Fábio "Mexicano" Godoy
Eu nunca disse que os demais personagens nunca tiveram seus momentos. Mas são só isso: momentos. Não são arcos inteiros de desenvolvimento, como o Eren e a Historia tiveram agora (e no caso do Eren é correta a interpretação de que começou na verdade junto com o próprio anime). Antes desse arco, o ponto alto nesse quesito havia sido a Ymir, mas talvez tenha sido má vontade minha com o anime na época, só que não me pareceu algo tão completo e com profundidade como foi agora com esses dois.
Claro que um personagem mudar por algum motivo bem definido e coeso é, em sentido amplo, “desenvolvimento de personagem”. Mas no caso estou falando de “arco de desenvolvimento de personagem”, uma série de mudanças para atingir um fim, não uma mudança pontual.
O caso do Eren é ainda um pouco mais complicado. Ele teve sim desenvolvimento ao longo de toda a série (portanto, seu arco sempre existiu), mas por ser protagonista em alguns momentos sua história se entrelaça com as demais histórias e a parte específica que lhe cabe não parece muita coisa. A sensação é que ele estava apenas ganhando poderes mesmo, o que, convenhamos, é apenas o mínimo esperado em um battle shounen.
Por fim, essa temporada tem conseguido ser boa justamente por ter tido até agora pouco a ver com titãs, e não apesar disso. Eu sei que o que falam sobre o mangá é diferente, mas não é à toa que o próprio Isayama pediu para a produção do anime mudar. Não leio o mangá, mas se esse arco é como dizem, o Wit Studio está fazendo um trabalho excelente. Até agora Ataque dos Titãs era muito “2edgy4u”, por assim dizer, e parecia ser só um conto de como a humanidade é depressivamente atacada por monstros gigantes canibais de aparência engraçada, se levanta contra eles mas daí aparecem mais monstros gigantes canibais de aparência engraçada e eles voltam à estaca zero porque não conseguem combatê-los. Personagens novos são apresentados e morrem em seguida – mas aqueles que sobreviveram no começo e constituem o núcleo da história continuam vivíssimos, o que com o tempo torna a ideia de que “qualquer um pode morrer” apenas uma lenda distante. Os sucessivos fracassos do Eren (que na verdade, descobre-se agora, são fundamentais para seu desenvolvimento) só contribuem para a sensação de que é apenas mais um gorefest. Alguns momentos nas primeiras temporadas se destacam positivamente, claro, mas é a partir do final da segunda temporada e, definitivamente nessa terceira, que Ataque dos Titãs finalmente justificou porque existe, na minha opinião (como todo o resto que escrevo, naturalmente).

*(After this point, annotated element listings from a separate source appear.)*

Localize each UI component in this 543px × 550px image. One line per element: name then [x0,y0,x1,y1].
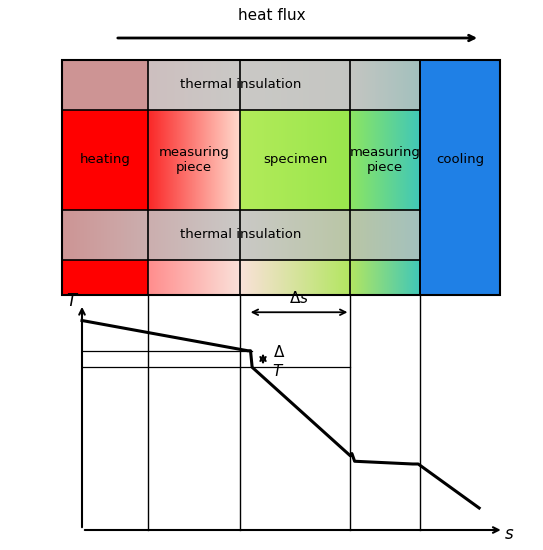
Text: s: s [504,525,513,543]
Text: specimen: specimen [263,153,327,167]
Text: thermal insulation: thermal insulation [180,79,302,91]
Text: heating: heating [80,153,130,167]
Bar [62,60,500,295]
Text: thermal insulation: thermal insulation [180,228,302,241]
Text: cooling: cooling [436,153,484,167]
Text: T: T [273,364,282,378]
Text: T: T [66,292,76,310]
Text: $\Delta s$: $\Delta s$ [289,290,309,306]
Text: $\Delta$: $\Delta$ [273,344,285,360]
Text: heat flux: heat flux [238,8,305,23]
Text: measuring
piece: measuring piece [159,146,230,174]
Text: measuring
piece: measuring piece [350,146,420,174]
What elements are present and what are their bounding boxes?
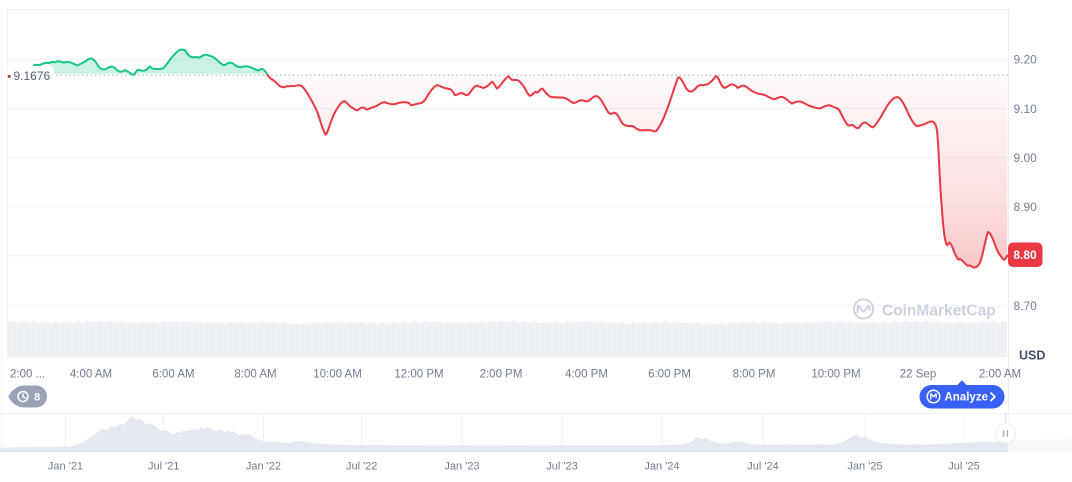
svg-text:USD: USD — [1019, 349, 1045, 363]
svg-text:2:00 AM: 2:00 AM — [979, 369, 1021, 381]
svg-text:Jul '21: Jul '21 — [148, 461, 179, 473]
svg-text:9.00: 9.00 — [1014, 151, 1038, 165]
svg-text:10:00 PM: 10:00 PM — [811, 369, 860, 381]
svg-text:Analyze: Analyze — [945, 392, 988, 404]
svg-text:9.1676: 9.1676 — [14, 69, 51, 83]
svg-text:2:00 PM: 2:00 PM — [480, 369, 523, 381]
svg-text:Jul '23: Jul '23 — [546, 461, 577, 473]
svg-text:22 Sep: 22 Sep — [900, 369, 936, 381]
svg-text:8: 8 — [34, 392, 40, 404]
svg-text:9.10: 9.10 — [1014, 102, 1038, 116]
svg-text:9.20: 9.20 — [1014, 53, 1038, 67]
svg-text:Jan '22: Jan '22 — [246, 461, 281, 473]
svg-text:4:00 AM: 4:00 AM — [70, 369, 112, 381]
svg-text:10:00 AM: 10:00 AM — [313, 369, 362, 381]
svg-text:6:00 AM: 6:00 AM — [152, 369, 194, 381]
svg-text:2:00 ...: 2:00 ... — [10, 369, 45, 381]
svg-text:Jul '25: Jul '25 — [948, 461, 979, 473]
svg-text:CoinMarketCap: CoinMarketCap — [882, 303, 996, 320]
svg-text:Jan '24: Jan '24 — [644, 461, 679, 473]
svg-text:Jan '23: Jan '23 — [444, 461, 479, 473]
svg-text:8.90: 8.90 — [1014, 200, 1038, 214]
svg-text:Jul '22: Jul '22 — [346, 461, 377, 473]
svg-text:8.80: 8.80 — [1013, 248, 1037, 262]
svg-text:12:00 PM: 12:00 PM — [394, 369, 443, 381]
svg-text:8:00 AM: 8:00 AM — [234, 369, 276, 381]
svg-text:4:00 PM: 4:00 PM — [565, 369, 608, 381]
svg-text:Jul '24: Jul '24 — [747, 461, 778, 473]
svg-text:6:00 PM: 6:00 PM — [648, 369, 691, 381]
svg-text:8:00 PM: 8:00 PM — [733, 369, 776, 381]
svg-text:8.70: 8.70 — [1014, 299, 1038, 313]
svg-text:Jan '21: Jan '21 — [48, 461, 83, 473]
svg-text:Jan '25: Jan '25 — [847, 461, 882, 473]
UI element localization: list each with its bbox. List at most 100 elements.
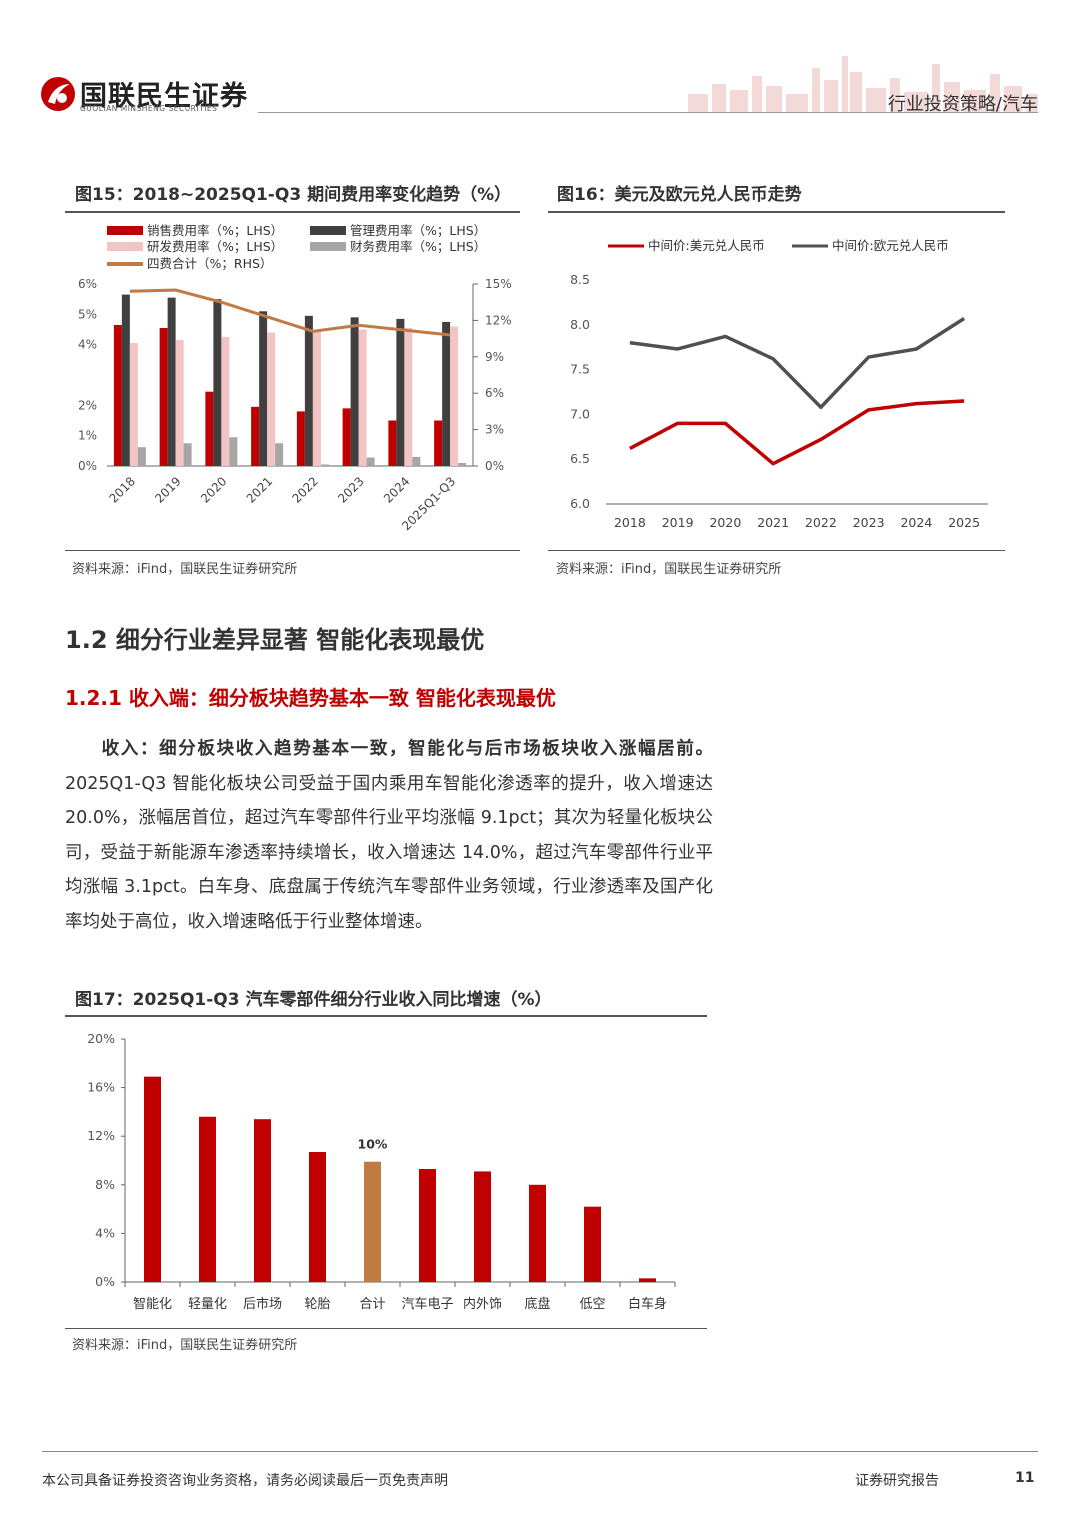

Obrigado pela visita e pelo comentário =)
Kondou-san
Poderá parecer estranho, mas eu gostei deste episódio da terceira temporada de Ataque dos Titãs.
Grande parte desse gostar, deve-se à barragem de artilharia vista neste episódio. Me questiono, como as tropas que ficaram fora da muralha, queriam fazer dano no Lorde Reiss, com canhões Basilisk, que eram canhões especificamente para atacar infantaria ligeira. Mas em compensação. os canhões no topo da muralha, esses sim eram a real thing, foi satisfatório ver aquelas dezenas de canhões dispararem ao mesmo tempo. Fica a questão, do porquê de nenhum dos soldados ficar com os ouvidos a sangrar, a terem vómitos e hemorragias nasais, já que em tal ataque de artilharia o som deveria romper os tímpanos e chocalhar os órgãos internos dos soldados.
Na questão dos personagens, gostei bastante da forma de como a História evoluiu, o povo das muralhas, em dezenas de anos de governação da família Reiss, terá agora uma rainha de verdade.
O Eren, eu nunca o suportei, sempre achei os outros personagens muito mais interessantes do que ele, mas neste episódio, ele finalmente entendeu o quão inútil e insuportável ele era, isso para mim já é alguma coisa.
Por fim, o Kenny, o raio do velho não quer bater as botas, aquela caixa de Pandora que ele mostrou no final, com a seringa mágica dos titãs, ainda vai dar mau resultado.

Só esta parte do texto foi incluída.